My final choice for the model are the 17 features.

**K-NN Classifier**

In [None]:
X = df_encoded.iloc[:,1:].values
y = df_encoded.iloc[:,0].values

In [None]:
from sklearn.model_selection import train_test_split
X_train, X_test, y_train, y_test = train_test_split(X, y, test_size=0.2, random_state=42)


In [None]:
# Fitting K-NN to the Training set
from sklearn.neighbors import KNeighborsClassifier
classifier = KNeighborsClassifier(n_neighbors = 5, metric = 'minkowski', p = 2)
classifier.fit(X_train, y_train)

In [None]:
# Predicting the Test set results
y_pred = classifier.predict(X_test)

In [None]:
# Making the confusion matrix
from sklearn.metrics import confusion_matrix
cm = confusion_matrix(y_test, y_pred)
cm

In [None]:
# checking the accuracy score
from sklearn.metrics import accuracy_score
accuracy_score(y_test, y_pred)

The model is 92% accurate.

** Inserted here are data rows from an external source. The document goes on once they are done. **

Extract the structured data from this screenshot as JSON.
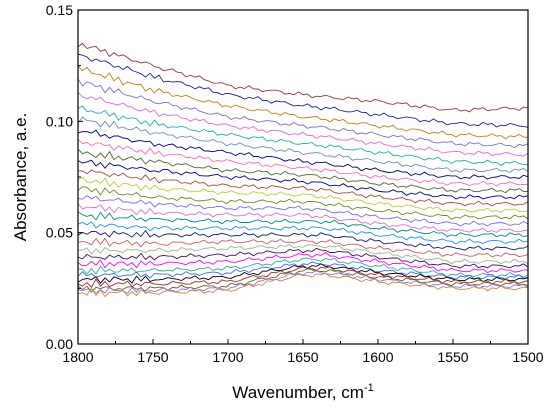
{
  "chart_data": {
    "type": "line",
    "title": "",
    "xlabel": "Wavenumber, cm",
    "xlabel_superscript": "-1",
    "ylabel": "Absorbance, a.e.",
    "xlim": [
      1800,
      1500
    ],
    "ylim": [
      0,
      0.15
    ],
    "x_reversed": true,
    "grid": false,
    "legend": "none",
    "xticks": [
      {
        "value": 1800,
        "label": "1800"
      },
      {
        "value": 1750,
        "label": "1750"
      },
      {
        "value": 1700,
        "label": "1700"
      },
      {
        "value": 1650,
        "label": "1650"
      },
      {
        "value": 1600,
        "label": "1600"
      },
      {
        "value": 1550,
        "label": "1550"
      },
      {
        "value": 1500,
        "label": "1500"
      }
    ],
    "yticks": [
      {
        "value": 0,
        "label": "0.00"
      },
      {
        "value": 0.05,
        "label": "0.05"
      },
      {
        "value": 0.1,
        "label": "0.10"
      },
      {
        "value": 0.15,
        "label": "0.15"
      }
    ],
    "x": [
      1800,
      1750,
      1700,
      1650,
      1635,
      1600,
      1550,
      1500
    ],
    "series": [
      {
        "color": "#8b3a3a",
        "values": [
          0.135,
          0.125,
          0.116,
          0.112,
          0.111,
          0.109,
          0.105,
          0.106
        ]
      },
      {
        "color": "#1f1f8f",
        "values": [
          0.13,
          0.12,
          0.112,
          0.107,
          0.106,
          0.103,
          0.099,
          0.098
        ]
      },
      {
        "color": "#b8860b",
        "values": [
          0.124,
          0.114,
          0.107,
          0.102,
          0.101,
          0.098,
          0.094,
          0.093
        ]
      },
      {
        "color": "#7a6fd0",
        "values": [
          0.118,
          0.109,
          0.102,
          0.098,
          0.097,
          0.094,
          0.09,
          0.089
        ]
      },
      {
        "color": "#e066e0",
        "values": [
          0.112,
          0.104,
          0.098,
          0.094,
          0.093,
          0.09,
          0.086,
          0.085
        ]
      },
      {
        "color": "#20b2aa",
        "values": [
          0.106,
          0.099,
          0.094,
          0.09,
          0.089,
          0.086,
          0.082,
          0.081
        ]
      },
      {
        "color": "#6a8fc0",
        "values": [
          0.101,
          0.095,
          0.09,
          0.086,
          0.085,
          0.082,
          0.078,
          0.078
        ]
      },
      {
        "color": "#000080",
        "values": [
          0.096,
          0.09,
          0.086,
          0.082,
          0.081,
          0.078,
          0.075,
          0.075
        ]
      },
      {
        "color": "#ff69b4",
        "values": [
          0.091,
          0.086,
          0.082,
          0.079,
          0.078,
          0.075,
          0.072,
          0.072
        ]
      },
      {
        "color": "#4a6a2a",
        "values": [
          0.086,
          0.082,
          0.078,
          0.076,
          0.075,
          0.072,
          0.069,
          0.069
        ]
      },
      {
        "color": "#00008b",
        "values": [
          0.082,
          0.078,
          0.075,
          0.073,
          0.072,
          0.069,
          0.066,
          0.066
        ]
      },
      {
        "color": "#a0522d",
        "values": [
          0.078,
          0.074,
          0.071,
          0.07,
          0.069,
          0.066,
          0.063,
          0.063
        ]
      },
      {
        "color": "#c8c832",
        "values": [
          0.074,
          0.07,
          0.068,
          0.067,
          0.066,
          0.063,
          0.06,
          0.06
        ]
      },
      {
        "color": "#6b8e23",
        "values": [
          0.07,
          0.066,
          0.064,
          0.064,
          0.063,
          0.06,
          0.057,
          0.057
        ]
      },
      {
        "color": "#7b68ee",
        "values": [
          0.066,
          0.063,
          0.061,
          0.061,
          0.06,
          0.057,
          0.054,
          0.054
        ]
      },
      {
        "color": "#da70d6",
        "values": [
          0.062,
          0.059,
          0.058,
          0.058,
          0.057,
          0.054,
          0.051,
          0.051
        ]
      },
      {
        "color": "#008b8b",
        "values": [
          0.058,
          0.056,
          0.055,
          0.055,
          0.055,
          0.052,
          0.049,
          0.049
        ]
      },
      {
        "color": "#1e90ff",
        "values": [
          0.054,
          0.052,
          0.052,
          0.052,
          0.052,
          0.049,
          0.046,
          0.046
        ]
      },
      {
        "color": "#191970",
        "values": [
          0.05,
          0.049,
          0.049,
          0.049,
          0.049,
          0.046,
          0.043,
          0.043
        ]
      },
      {
        "color": "#cd5c5c",
        "values": [
          0.046,
          0.045,
          0.046,
          0.046,
          0.046,
          0.043,
          0.04,
          0.04
        ]
      },
      {
        "color": "#8fbc8f",
        "values": [
          0.042,
          0.042,
          0.043,
          0.044,
          0.044,
          0.041,
          0.037,
          0.037
        ]
      },
      {
        "color": "#4b0082",
        "values": [
          0.039,
          0.039,
          0.04,
          0.042,
          0.042,
          0.039,
          0.035,
          0.035
        ]
      },
      {
        "color": "#ff00ff",
        "values": [
          0.036,
          0.036,
          0.037,
          0.04,
          0.04,
          0.037,
          0.033,
          0.033
        ]
      },
      {
        "color": "#20b2aa",
        "values": [
          0.033,
          0.033,
          0.034,
          0.038,
          0.038,
          0.035,
          0.031,
          0.031
        ]
      },
      {
        "color": "#4169e1",
        "values": [
          0.031,
          0.031,
          0.032,
          0.036,
          0.036,
          0.033,
          0.03,
          0.03
        ]
      },
      {
        "color": "#000000",
        "values": [
          0.029,
          0.029,
          0.03,
          0.035,
          0.035,
          0.032,
          0.029,
          0.029
        ]
      },
      {
        "color": "#b22222",
        "values": [
          0.027,
          0.027,
          0.028,
          0.034,
          0.034,
          0.031,
          0.028,
          0.028
        ]
      },
      {
        "color": "#556b2f",
        "values": [
          0.025,
          0.025,
          0.026,
          0.033,
          0.033,
          0.03,
          0.027,
          0.027
        ]
      },
      {
        "color": "#9370db",
        "values": [
          0.024,
          0.024,
          0.025,
          0.032,
          0.032,
          0.029,
          0.026,
          0.026
        ]
      },
      {
        "color": "#cd853f",
        "values": [
          0.023,
          0.023,
          0.024,
          0.031,
          0.031,
          0.028,
          0.025,
          0.025
        ]
      }
    ]
  }
}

I will use K-fold cross-validation to better evaluate my model's performance.

In [None]:
# Applying 10-fold cross-validation
from sklearn.model_selection import cross_val_score
accuracies = cross_val_score(estimator = classifier, X = X_train, y = y_train, cv = 10)

In [None]:
accuracies.mean()

After performing cross-validation, the model seems to be 95% accurate. However, I picked the initial number of K nearest neighbors and weights at random. Lets see if we can improve the model's performance even better by finding the optimal hyperparameters through gridsearch.

In [None]:
# Applying grid search to find the best model and the best parameters
from sklearn.model_selection import GridSearchCV
# specifying the parameters I want to find optimal values for
parameters = [{'n_neighbors': [3,5,8,10], 'weights':['uniform']}, 
              {'n_neighbors': [3,5,8,10], 'weights':['distance']}
             ]
grid_search = GridSearchCV(estimator = classifier,
                          param_grid = parameters,
                          scoring = 'accuracy',
                          cv = 10)
grid_search = grid_search.fit(X_train, y_train)

In [None]:
best_accuracy = grid_search.best_score_
best_accuracy

Looks like the best accuracy score I could get for my model is 95.16%, which is not much better from the already achieved 95.13%. Let's check which parameter choices would assure the highest possible accuracy.

In [None]:
best_parameters = grid_search.best_params_
best_parameters

The most appropriate parameters for our K-NN model are the initially selected uniform as weights and K=5. 

The default data included 33 features. By selecting the most appropriate 17 features, I was able to build a classification model with a 95% accuracy.